Stadio, accordo tra Taccone e Foti: c'è la convenzione. Il patron: "Soddisfatti. Rastelli? Mi ha stretto la mano"
La situazione relativa allo stadio "Partenio-Lombardi" tra il Comune di Avellino e la società di patron Taccone è finalmente destinata a finire, in bene per fortuna. Dopo l'incontro tenutosi stamattina tra i due esponenti si è giunti ad un accordo: nuova convenzione per lo stadio e spese dei lavori a carico dell'Avellino. I lavori, quindi, prevederanno quattro step: carbonatazione, apertura della Curva Nord, sistemazione del Partenio B e qualche altro lavoro non meno importante. Il presidente Taccone si è trattenuto con i media ed ha affermato: "Finalmente abbiamo trovato una soluzione per il bene dell'Avellino. Questi lavori vanno fatti e la convenzione è un passo importante. Non pagheremo, quindi, il canone di utilizzo dell'impianto. Non sarà un problema. Vogliamo - dice - riaprire la Curva Nord prima dell'inizio del prossimo campionato per poter ospitare magari anche la Nazionale". Sul campo B: "Sintetico? Il mister non è d'accordo, credo si opterà per l'erba naturale". Il numero uno avellinese parla anche di Rastelli: "Ha messo la sua sigla su un pezzo di carta e mi ha stretto la mano. Per me basta e avanza".

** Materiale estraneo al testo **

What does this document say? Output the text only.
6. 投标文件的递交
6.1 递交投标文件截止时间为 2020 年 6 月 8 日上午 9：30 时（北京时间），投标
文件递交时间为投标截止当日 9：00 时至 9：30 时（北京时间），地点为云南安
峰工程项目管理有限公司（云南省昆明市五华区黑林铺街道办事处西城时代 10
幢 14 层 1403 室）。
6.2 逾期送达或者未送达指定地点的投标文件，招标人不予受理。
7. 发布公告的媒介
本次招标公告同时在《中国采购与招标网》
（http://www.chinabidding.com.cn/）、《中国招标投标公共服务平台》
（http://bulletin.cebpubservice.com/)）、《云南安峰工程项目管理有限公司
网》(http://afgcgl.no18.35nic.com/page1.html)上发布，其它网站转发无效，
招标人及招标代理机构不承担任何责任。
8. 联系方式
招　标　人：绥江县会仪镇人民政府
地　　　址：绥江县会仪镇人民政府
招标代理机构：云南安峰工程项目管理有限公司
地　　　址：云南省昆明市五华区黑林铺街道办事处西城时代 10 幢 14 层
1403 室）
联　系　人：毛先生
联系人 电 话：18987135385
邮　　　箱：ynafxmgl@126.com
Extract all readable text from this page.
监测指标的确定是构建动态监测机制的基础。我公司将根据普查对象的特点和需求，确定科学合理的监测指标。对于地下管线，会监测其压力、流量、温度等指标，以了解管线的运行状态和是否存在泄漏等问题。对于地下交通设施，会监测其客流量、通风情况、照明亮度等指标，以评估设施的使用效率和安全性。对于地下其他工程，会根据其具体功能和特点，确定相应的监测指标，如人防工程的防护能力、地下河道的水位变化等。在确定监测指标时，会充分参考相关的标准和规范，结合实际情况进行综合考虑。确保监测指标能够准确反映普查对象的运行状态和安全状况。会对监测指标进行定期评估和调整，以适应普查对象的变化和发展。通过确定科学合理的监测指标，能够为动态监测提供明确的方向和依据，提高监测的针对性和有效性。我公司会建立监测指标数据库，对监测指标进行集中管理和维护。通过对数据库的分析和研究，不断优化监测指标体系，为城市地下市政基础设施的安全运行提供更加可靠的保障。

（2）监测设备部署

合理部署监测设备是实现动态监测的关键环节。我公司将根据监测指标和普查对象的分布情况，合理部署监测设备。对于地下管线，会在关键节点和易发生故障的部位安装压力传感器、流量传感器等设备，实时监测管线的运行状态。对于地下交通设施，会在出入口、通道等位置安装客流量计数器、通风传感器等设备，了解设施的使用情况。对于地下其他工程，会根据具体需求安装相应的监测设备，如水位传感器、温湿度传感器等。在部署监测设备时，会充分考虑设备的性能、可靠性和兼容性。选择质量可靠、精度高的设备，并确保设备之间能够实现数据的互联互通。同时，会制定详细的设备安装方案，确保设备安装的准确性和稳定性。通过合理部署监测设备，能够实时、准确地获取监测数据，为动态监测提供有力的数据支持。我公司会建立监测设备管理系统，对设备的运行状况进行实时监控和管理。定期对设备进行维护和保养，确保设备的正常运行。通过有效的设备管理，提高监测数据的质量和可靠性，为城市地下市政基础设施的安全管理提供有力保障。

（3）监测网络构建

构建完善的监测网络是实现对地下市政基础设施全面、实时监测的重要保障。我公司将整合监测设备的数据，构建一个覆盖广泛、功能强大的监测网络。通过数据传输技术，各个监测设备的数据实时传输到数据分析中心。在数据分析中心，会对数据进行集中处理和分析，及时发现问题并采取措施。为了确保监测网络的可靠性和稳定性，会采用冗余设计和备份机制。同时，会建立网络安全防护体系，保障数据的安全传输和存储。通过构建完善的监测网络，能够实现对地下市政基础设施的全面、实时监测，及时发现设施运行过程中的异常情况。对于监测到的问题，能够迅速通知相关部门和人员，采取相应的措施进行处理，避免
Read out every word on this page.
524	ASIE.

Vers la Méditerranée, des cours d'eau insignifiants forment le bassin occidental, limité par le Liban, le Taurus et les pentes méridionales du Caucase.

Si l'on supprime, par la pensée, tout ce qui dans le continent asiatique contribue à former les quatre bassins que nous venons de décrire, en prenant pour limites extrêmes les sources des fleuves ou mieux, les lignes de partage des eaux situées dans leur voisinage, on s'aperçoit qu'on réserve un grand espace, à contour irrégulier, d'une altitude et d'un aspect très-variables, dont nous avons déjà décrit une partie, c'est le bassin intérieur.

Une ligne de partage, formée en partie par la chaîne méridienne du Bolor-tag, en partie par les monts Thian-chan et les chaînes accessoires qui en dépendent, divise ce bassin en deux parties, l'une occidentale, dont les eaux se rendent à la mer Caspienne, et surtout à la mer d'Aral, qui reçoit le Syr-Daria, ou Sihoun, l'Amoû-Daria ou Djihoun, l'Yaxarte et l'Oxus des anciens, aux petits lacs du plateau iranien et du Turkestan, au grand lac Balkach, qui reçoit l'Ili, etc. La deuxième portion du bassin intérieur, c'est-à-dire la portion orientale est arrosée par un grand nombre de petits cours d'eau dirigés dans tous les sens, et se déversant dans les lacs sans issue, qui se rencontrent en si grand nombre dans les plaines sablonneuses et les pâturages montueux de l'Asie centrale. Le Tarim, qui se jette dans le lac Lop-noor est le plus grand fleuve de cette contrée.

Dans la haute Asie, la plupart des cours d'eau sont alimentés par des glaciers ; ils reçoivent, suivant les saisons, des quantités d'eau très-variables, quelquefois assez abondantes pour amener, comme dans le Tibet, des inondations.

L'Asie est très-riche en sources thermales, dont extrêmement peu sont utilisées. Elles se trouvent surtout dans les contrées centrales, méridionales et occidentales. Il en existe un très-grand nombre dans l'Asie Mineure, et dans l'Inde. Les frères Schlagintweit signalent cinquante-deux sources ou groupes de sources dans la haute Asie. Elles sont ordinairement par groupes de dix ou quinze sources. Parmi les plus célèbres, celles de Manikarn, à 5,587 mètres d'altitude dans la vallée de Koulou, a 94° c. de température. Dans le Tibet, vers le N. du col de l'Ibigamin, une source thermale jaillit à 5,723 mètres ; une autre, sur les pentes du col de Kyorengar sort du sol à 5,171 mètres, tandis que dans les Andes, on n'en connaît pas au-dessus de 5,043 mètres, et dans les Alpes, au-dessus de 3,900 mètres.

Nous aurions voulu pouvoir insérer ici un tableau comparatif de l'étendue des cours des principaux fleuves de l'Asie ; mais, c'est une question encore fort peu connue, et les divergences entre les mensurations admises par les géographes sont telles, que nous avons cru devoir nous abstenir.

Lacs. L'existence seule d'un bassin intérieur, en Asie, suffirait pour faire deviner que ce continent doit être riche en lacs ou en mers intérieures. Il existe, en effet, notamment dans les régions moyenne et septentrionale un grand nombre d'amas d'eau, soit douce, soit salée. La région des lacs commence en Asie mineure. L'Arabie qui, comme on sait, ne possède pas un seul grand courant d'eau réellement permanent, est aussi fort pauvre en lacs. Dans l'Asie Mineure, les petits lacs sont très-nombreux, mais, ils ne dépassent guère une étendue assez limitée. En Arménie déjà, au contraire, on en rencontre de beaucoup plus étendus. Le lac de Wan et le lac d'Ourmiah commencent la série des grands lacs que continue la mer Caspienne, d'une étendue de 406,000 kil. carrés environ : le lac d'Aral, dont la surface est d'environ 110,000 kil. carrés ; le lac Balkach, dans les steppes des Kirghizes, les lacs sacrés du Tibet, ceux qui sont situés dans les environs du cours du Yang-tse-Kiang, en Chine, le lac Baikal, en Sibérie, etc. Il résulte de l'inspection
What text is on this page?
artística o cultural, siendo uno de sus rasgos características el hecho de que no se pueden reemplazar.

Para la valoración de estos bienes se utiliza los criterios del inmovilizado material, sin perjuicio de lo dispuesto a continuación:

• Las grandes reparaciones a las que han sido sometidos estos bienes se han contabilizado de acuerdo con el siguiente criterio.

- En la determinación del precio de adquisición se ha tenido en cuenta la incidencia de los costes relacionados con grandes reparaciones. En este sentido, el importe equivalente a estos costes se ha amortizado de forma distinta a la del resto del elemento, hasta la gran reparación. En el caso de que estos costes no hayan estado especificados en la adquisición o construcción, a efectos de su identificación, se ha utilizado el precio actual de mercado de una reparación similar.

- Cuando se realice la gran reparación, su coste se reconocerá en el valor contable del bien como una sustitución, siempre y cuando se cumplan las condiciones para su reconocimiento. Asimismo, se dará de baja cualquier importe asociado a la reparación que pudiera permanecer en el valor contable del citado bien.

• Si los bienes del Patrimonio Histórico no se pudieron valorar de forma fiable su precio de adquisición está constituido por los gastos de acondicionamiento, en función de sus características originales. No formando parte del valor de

Al termine dell'incontro anche il sindaco Paolo Foti ha espresso il proprio parere: "Si è creato tanto clamore per nulla. Alla fine tra il dare e l'avere le somme si compensano. Una polemica che non serve a nessuno. Durante l'incontro c'è stata grande disponibilità da ambo le parti e siamo giunti ad un accordo per il bene comune. A breve - spiega il primo cittadino - invieremo un'istanza alla Commissioni Pubblici Spettacoli che dovrà ufficialmente autorizzare ogni attività di tipo sportivo presso lo stadio con gli interventi tecnici che dovranno essere effettuati".